Pero tal vez a quien debamos dar las gracias primero es a Tony Defries, mánager de Bowie en los 70, pues fue él quien presentó a los protagonistas de esta muestra. La complicidad entre ambos fue inmediata, y trabajaron en cinco sesiones fotográficas entre 1972 y 1980, determinantes en la trayectoria de ambos. “El trabajo colaborativo de este tándem artístico, en pleno estado de gracia, produjo las imágenes de los personajes que mejor definieron la carrera de Bowie: Ziggy Stardust, Thin White Duke, Lodger, Scary Monsters y el icónico Aladdin Sane”.

Foto: Amaia Santana

Una mirada innovadora (y analógica)

Los métodos de Duffy eran bastante innovadores, algo que fascinaba a Bowie, por supuesto. Cuando se transformó en Thin White Duke (Delgado Duque Blanco), en la época de Station to Station (1976), le fotografió en el desierto de Nuevo México durante un atardecer, con un equipo mínimo y sin asistencia. Así era el trabajo de este particular dúo: espontáneo, innovador, creativo.

En la época de la trilogía de Berlín, el encargo de Duffy para la portada de Lodger (1979) fue recrear a un hombre que cae al vacío. La exposición muestra el making off de esta curiosa sesión, en la que el fotógrafo suspendió en el aire a Bowie con una serie de accesorios que diseñó él mismo. Sobra decirlo: todo se hizo de manera analógica. Nada de Photoshop.

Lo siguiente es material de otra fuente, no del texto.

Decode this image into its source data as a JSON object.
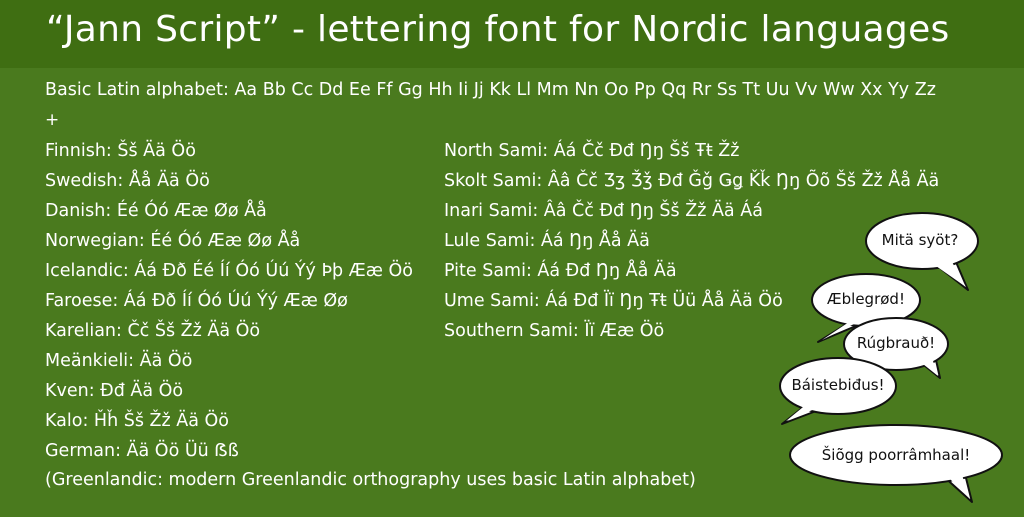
{
  "header": {
    "title": "“Jann Script” - lettering font for Nordic languages"
  },
  "alphabet": {
    "text": "Basic Latin alphabet: Aa Bb Cc Dd Ee Ff Gg Hh Ii Jj Kk Ll Mm Nn Oo Pp Qq Rr Ss Tt Uu Vv Ww Xx Yy Zz",
    "plus": "+"
  },
  "left_languages": [
    "Finnish: Šš Ää Öö",
    "Swedish: Åå Ää Öö",
    "Danish: Éé Óó Ææ Øø Åå",
    "Norwegian: Éé Óó Ææ Øø Åå",
    "Icelandic: Áá Ðð Éé Íí Óó Úú Ýý Þþ Ææ Öö",
    "Faroese: Áá Ðð Íí Óó Úú Ýý Ææ Øø",
    "Karelian:  Čč Šš Žž Ää Öö",
    "Meänkieli: Ää Öö",
    "Kven: Đđ Ää Öö",
    "Kalo: Ȟȟ Šš Žž Ää Öö",
    "German: Ää Öö Üü ẞß"
  ],
  "right_languages": [
    "North Sami: Áá Čč Đđ Ŋŋ Šš Ŧŧ Žž",
    "Skolt Sami: Ââ Čč Ʒʒ Ǯǯ Đđ Ǧǧ Ǥǥ Ǩǩ Ŋŋ Õõ Šš Žž Åå Ää",
    "Inari Sami: Ââ Čč Đđ Ŋŋ Šš Žž Ää Áá",
    "Lule Sami: Áá Ŋŋ Åå Ää",
    "Pite Sami: Áá Đđ Ŋŋ Åå Ää",
    "Ume Sami: Áá Đđ Ïï Ŋŋ Ŧŧ Üü Åå Ää Öö",
    "Southern Sami: Ïï Ææ Öö"
  ],
  "footnote": "(Greenlandic: modern Greenlandic orthography uses basic Latin alphabet)",
  "bubbles": [
    {
      "id": "mita-syot",
      "text": "Mitä syöt?"
    },
    {
      "id": "aeblegrod",
      "text": "Æblegrød!"
    },
    {
      "id": "rugbraud",
      "text": "Rúgbrauð!"
    },
    {
      "id": "baistebidus",
      "text": "Báistebiđus!"
    },
    {
      "id": "siogg",
      "text": "Šiõgg poorrâmhaal!"
    }
  ],
  "colors": {
    "background": "#4a7a1e",
    "header": "#3f6e12",
    "text": "#ffffff",
    "bubble_fill": "#ffffff",
    "bubble_stroke": "#111111"
  }
}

Tal como su colega David Bailey le describía, “Duffy y la provocación van juntos, como la ginebra y la tónica”. En 1980, en plena ebullición del movimiento de los New Romantics, Duffy se retiró de la fotografía. Su último cometido con Bowie fue crear el payaso Pierrot, para el LP Scary Monsters (1980). Una de las atracciones de Bowie Taken by Duffy es la oportunidad de contemplar múltiples páginas de contactos de estas significativas sesiones, donde se aprecian las mil caras del camaleónico Bowie. Algunos negativos le muestran casi irreconocible, como es el caso de esta última colaboración. También se vislumbran retazos de su compleja personalidad, a través de su relación con el ocultismo y su “obsesión” por Aleister Crowley, plasmada en varias cartas de tarot y libros esotéricos.

El rodaje del filme El hombre que cayó a la Tierra, por otro lado, puso de manifiesto su increíble paciencia. “Le llevaban a maquillaje a las 3.30am y permanecía dormido mientras trabajaban en su cuerpo –relata Paul Morley, sobre una serie de imágenes entre bambalinas–; le despertaban cuando le arreglaban ciertas partes, como la entrepierna, y para la colocación de la calva. Entonces podía echar un pitillo rápido o ir al baño. La cara se dejaba para el final y se le trasladaba al plató sobre las 9am. Aquel largo proceso nunca pareció desconcertarle. “Ser yo mismo era perfectamente adecuado para el papel. No era de este mundo en aquel momento”, diría más adelante”. Sigue sin serlo, y tal vez por ello, siempre pertenecerá al mismo.